- Fluctuat
Sur la route, Byron rencontre et prend en auto-stop un homme qui tente de se faire passer pour Elvis Presley. C'est dans la même facilité de la fuite et de la dénégation de la réalité que Byron et Elvis se réfugient depuis la perte de ceux qu'ils ont aimés (sa jeune épouse pour le premier ; sa femme, sa fille et son chanteur préféré pour le second).
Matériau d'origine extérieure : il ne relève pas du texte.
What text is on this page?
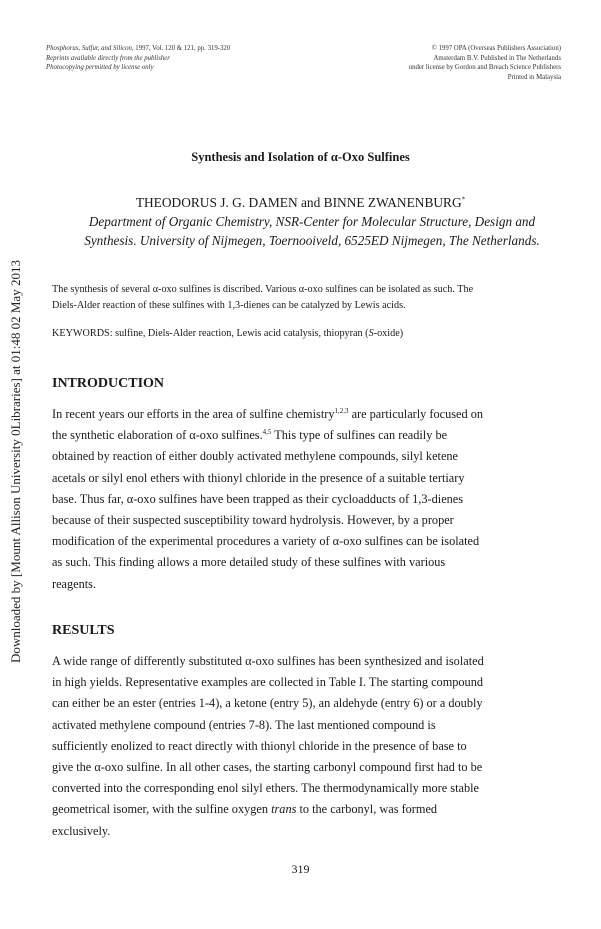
Downloaded by [Mount Allison University 0Libraries] at 01:48 02 May 2013
Phosphorus, Sulfur, and Silicon, 1997, Vol. 120 & 121, pp. 319-320
Reprints available directly from the publisher
Photocopying permitted by license only
© 1997 OPA (Overseas Publishers Association)
Amsterdam B.V. Published in The Netherlands
under license by Gordon and Breach Science Publishers
Printed in Malaysia
Synthesis and Isolation of α-Oxo Sulfines
THEODORUS J. G. DAMEN and BINNE ZWANENBURG*
Department of Organic Chemistry, NSR-Center for Molecular Structure, Design and
Synthesis. University of Nijmegen, Toernooiveld, 6525ED Nijmegen, The Netherlands.
The synthesis of several α-oxo sulfines is discribed. Various α-oxo sulfines can be isolated as such. The
Diels-Alder reaction of these sulfines with 1,3-dienes can be catalyzed by Lewis acids.
KEYWORDS: sulfine, Diels-Alder reaction, Lewis acid catalysis, thiopyran (S-oxide)
INTRODUCTION
In recent years our efforts in the area of sulfine chemistry$^{1,2,3}$ are particularly focused on
the synthetic elaboration of α-oxo sulfines.$^{4,5}$ This type of sulfines can readily be
obtained by reaction of either doubly activated methylene compounds, silyl ketene
acetals or silyl enol ethers with thionyl chloride in the presence of a suitable tertiary
base. Thus far, α-oxo sulfines have been trapped as their cycloadducts of 1,3-dienes
because of their suspected susceptibility toward hydrolysis. However, by a proper
modification of the experimental procedures a variety of α-oxo sulfines can be isolated
as such. This finding allows a more detailed study of these sulfines with various
reagents.
RESULTS
A wide range of differently substituted α-oxo sulfines has been synthesized and isolated
in high yields. Representative examples are collected in Table I. The starting compound
can either be an ester (entries 1-4), a ketone (entry 5), an aldehyde (entry 6) or a doubly
activated methylene compound (entries 7-8). The last mentioned compound is
sufficiently enolized to react directly with thionyl chloride in the presence of base to
give the α-oxo sulfine. In all other cases, the starting carbonyl compound first had to be
converted into the corresponding enol silyl ethers. The thermodynamically more stable
geometrical isomer, with the sulfine oxygen trans to the carbonyl, was formed
exclusively.
319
Le trajet parcouru ensemble jusqu'à Memphis et le hasard des rencontres favorisent la psychanalyse des personnages, chacun se dévoilant à l'autre petit à petit. La parole devient alors le seul moyen de purger ses souvenirs pour apaiser ses souffrances. Mais ce voyage paraît surtout être un simple prétexte à de longs dialogues filmés en plans fixes, économie d'images quand l'on manque d'invention et de talent. Optant pour le road-movie à l'issue heureuse, David Winckler transforme en terre promise, ce chemin de croix Memphis, ville sacrée où les plaies des vivants se cicatriseront.Respectant l'implicite cahier des charges du road-movie, le réalisateur n'oublie pas les gros plans du volant et de la plaque d'immatriculation de la voiture, de filmer la route qui défile et les incontournables nuits passées dans des motels.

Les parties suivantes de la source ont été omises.